Notes and Tips of the Configuration¶

obj_containers.path, obj_containers.num_of_containers¶

You can configure plural object containers with comma separated value of obj_containers.path and obj_containers.num_of_containers.

1 2	obj_containers.path = [/var/leofs/avs/1, /var/leofs/avs/2] obj_containers.num_of_containers = [32, 64]

object_storage.is_strict_check¶

Without setting object_storage.is_strict_check to true, there is a little possibility your data could be broken without any caution even if a LeoFS system is running on a filesystem like ZFS¹ that protect both the metadata and the data blocks through the checksum when bugs of any unexpected or unknown software got AVS files broken.

Configuration which can affect Load and CPU usage¶

mq.num_of_mq_procs can affect not only the performance/load during recover/rebalance operations but the load while there is at least one node suspended/downed in the cluster. so that setting mq.num_of_mq_procs to an appropriate value based on the amount of expected traffic and hardware specs is really important. This section would give you the brief understanding on mq.num_of_mq_procs and how to choose the optimal value for your requirements.

How the mq.num_of_mq_procs setting affect the system operations
- High
  - Fast recover/rebalance time
  - High CPU/Load on storage during recover/rebalance and also existing suspended/stopped nodes in the cluster
- Low
  - Slow recover/rebalance time
  - Low CPU/Load on storage during recover/rebalance and also existing suspended/stopped nodes in the cluster
Recommend settings
- If you have enough CPU resources on storage nodes then set it to a higher one as long as it doesn't affect the operations coming from LeoGateway
- If you don't then set it to somewhat a lower one unless the recover take too much time

For more details, Please see Issue #987².

LeoStorage's MQ mechanism depends on the watchdog mechanism to reduce costs of a message consumption. The MQ dynamically updates a number of batch processes and an interval of a message consumption.

Figure: Number-of-batch-processes and interval:

Figure: Number-of-batch-processes and interval

As of Figure: Relationship of Watchdog and MQ, the watchdog can automatically adjust a value of a number of batch processes between mq.num_of_batch_process_min and mq.num_of_batch_process_max, which is increased or decreased with mq.num_of_batch_process_step.

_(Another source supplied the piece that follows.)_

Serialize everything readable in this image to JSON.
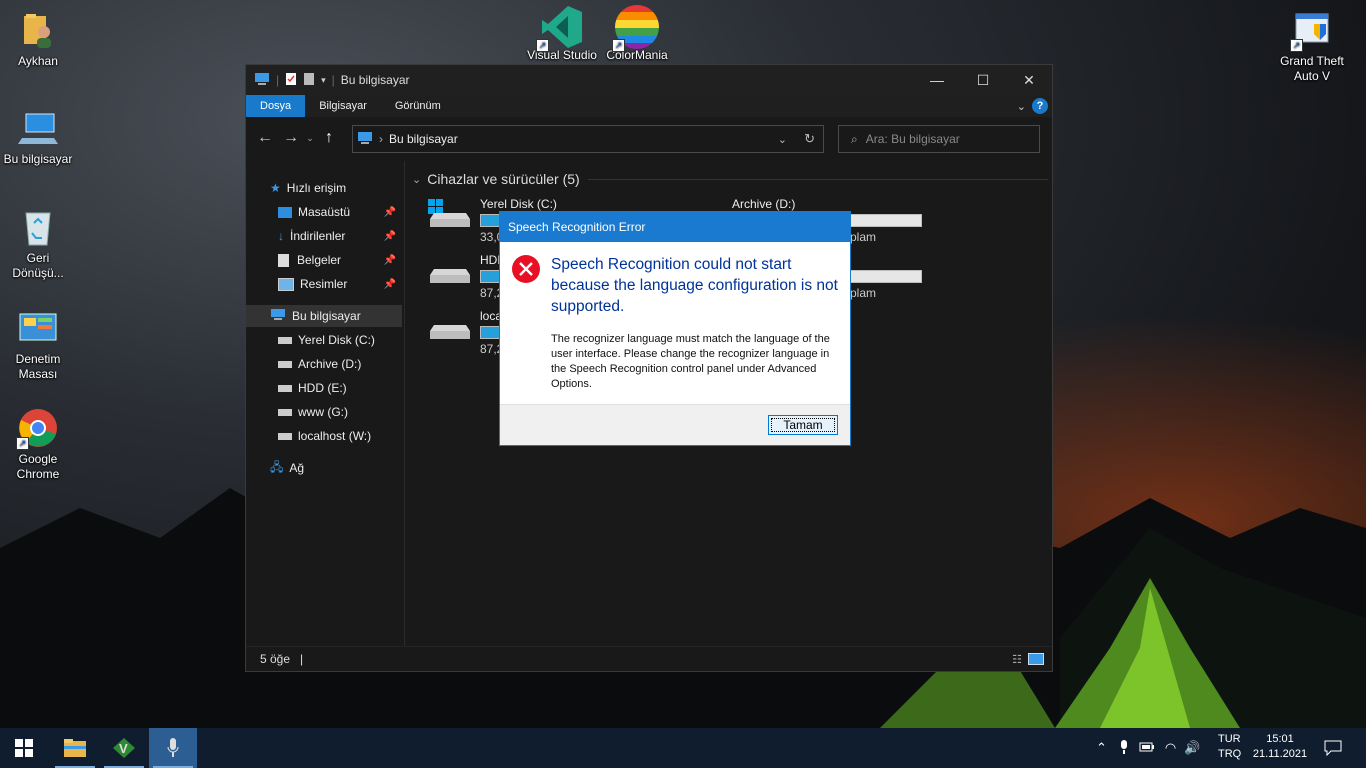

On the other hands, a value of an interval is adjusted between mq.interval_between_batch_procs_min and mq.interval_between_batch_procs_max, which is increased or decreased with mq.interval_between_batch_procs_step.

When the each value reached the min value, the MQ changes the status to suspending, after that the node’s processing costs is changed to low, the MQ updates the status to running, again.

Figure: Relationship of Watchdog and MQ

LeoStorage's auto-compaction mechanism also depends on the watchdog mechanism to reduce costs of processing. The Auto-compaction can dynamically update a number of batch processes and an interval of a processing of seeking an object. The basic design of the relationship with the watchdog is similar to the MQ.

Figure: Number-of-batch-processes and interval

Figure: Number-of-batch-processes and interval

As of Figure: Relationship of the watchdog and the auto-compaction, the watchdog automatically adjusts the value of a number of batch processes between compaction.batch_procs_min and compaction.batch_procs_max, which is increased or decreased with compaction.batch_procs_step.

On the other hand, the value of an interval is adjusted between compaction.waiting_time_min and compaction.waiting_time_max, which is increased or decreased with compaction.waiting_time_step.

When the each value reached the min value, the auto-compaction changes the status to suspending, after that the node’s processing costs is changed to low, the auto-compaction updates the status to running, again.

Figure: Relationship of the watchdog and the auto-compaction

Figure: Relationship of the watchdog and the auto-compaction